第二十二話 原爆投下:日本政府の抗議と東京原爆裁判

山下 輝男


 例年8月になると必ず、広島長崎に対する原爆投下が話題になり、唯一の被爆国として云々とマスコミで取り上げられ、平和祈念式典に首相が参列して挨拶をしている。
「広島平和記念公園」にある「広島平和都市記念碑」(通称 原爆死没者慰霊碑)に刻まれた「安らかに眠ってください。過ちは繰り返しませぬから」が問題視されることも多い。日本が過ちを犯したのか、過ちを犯したら原爆は許容できるのか? 然も日本が悪いかのような碑文に違和感を覚える者も多かろう。
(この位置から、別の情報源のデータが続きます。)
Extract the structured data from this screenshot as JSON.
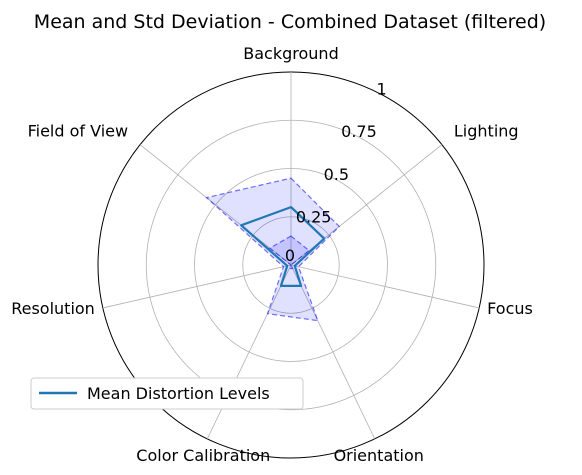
{
  "chart_data": {
    "type": "radar",
    "title": "Mean and Std Deviation - Combined Dataset (filtered)",
    "categories": [
      "Background",
      "Lighting",
      "Focus",
      "Orientation",
      "Color Calibration",
      "Resolution",
      "Field of View"
    ],
    "rlim": [
      0,
      1
    ],
    "r_ticks": [
      0,
      0.25,
      0.5,
      0.75,
      1
    ],
    "r_tick_labels": [
      "0",
      "0.25",
      "0.5",
      "0.75",
      "1"
    ],
    "grid": true,
    "legend_position": "lower-left",
    "series": [
      {
        "name": "Mean Distortion Levels",
        "type": "line",
        "color": "#1f77b4",
        "values": [
          0.3,
          0.22,
          0.02,
          0.12,
          0.12,
          0.02,
          0.33
        ]
      }
    ],
    "std_band": {
      "color": "#0000ff",
      "fill_alpha": 0.12,
      "upper": [
        0.45,
        0.32,
        0.04,
        0.32,
        0.28,
        0.04,
        0.56
      ],
      "lower": [
        0.15,
        0.12,
        0.0,
        0.02,
        0.02,
        0.0,
        0.14
      ]
    }
  }
}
1 原爆投下時(1945年)の戦時国際戦争法規について
 大東亜戦争時に成文化されていた戦時国際法は、「陸戦の法規慣例に関する条約(ハ  
ーグ陸戦条約)」と、「ジュネーブ傷病者条約(ジュネーブ条約)」の2つである。これらの法では、非戦闘員の殺傷、非軍事目標・無防備都市への攻撃、不必要に残虐な兵器の使用、捕虜の虐待等が禁止されていた。
 ハーグ陸戦条約では、23条1項では「毒、または毒を施した兵器の使用」を禁じている。また、同条5項では「不必要な苦痛を与える兵器、投射物、その他の物質を使用すること」を禁じている。しかし「不必要な苦痛」の明確な定義がないため、曖昧なものとなっている。
 留意すべきは、『原子爆弾の使用を禁止する』との明文規定がないことであり、それが後々の原爆投下正当論の重要な根拠となっていると推定される。
 米国は、ジュネーブ四条約を1955年に批准しているが、追加議定書については批准、加入、継承のいずれもしていない。


2 日本政府の抗議
 日本政府は、1945(昭和20)年8月10日、広島、長崎への原爆投下に関して
『(略) 米国が今回使用したる本件爆弾は其の性能の無差別且残虐性に於て従来斯る性能を有するが故に使用を禁止せられ居る毒瓦斯其の他の兵器を遥に凌駕し居れり。米国は国際法及人道の根本原則を無視して既に広範囲に亘り帝国の諸都市に対して無差別爆撃を実施し来り多数の老幼婦女子を殺傷し神社、仏閣、学校、病院、一般民家等を倒壊又は焼失せしめたり。・・・・(中略)・・帝国政府は茲に自らの名に於て且又全人類及文明の名に於て米国政府を糾弾すると共に即時斯る非人道的兵器の使用を放棄すべきことを厳重に要求す。』
とスイスを通じて米国政府に通知した。
 東京空襲をはじめとする日本各都市への無差別爆撃も戦時国際法規違反である。


3 東京原爆裁判(所謂下田事件)
 1955(昭和30)年4月、広島の下田隆一氏等が、国を相手に東京地裁に損害賠償とアメリカの原爆投下を国際法違反とすることを求めて訴訟を提起した。東京地方裁判所は、1963(昭和38)年12月7日、「広島、長崎両市に対する原子爆弾による爆撃は、無防守都市に対する無差別爆撃として、当時の国際法から見て、違法な戦闘行為であると解するのが相当である。」また「原子爆弾のもたらす苦痛は、毒、毒ガス以上のものといっても過言ではなく、このような残虐な爆弾を投下した行為は、不必要な苦痛を与えてはならないという戦争法の基本原則に違反しているということができよう。」と断じた判決を下した。首肯できる人も多かろう。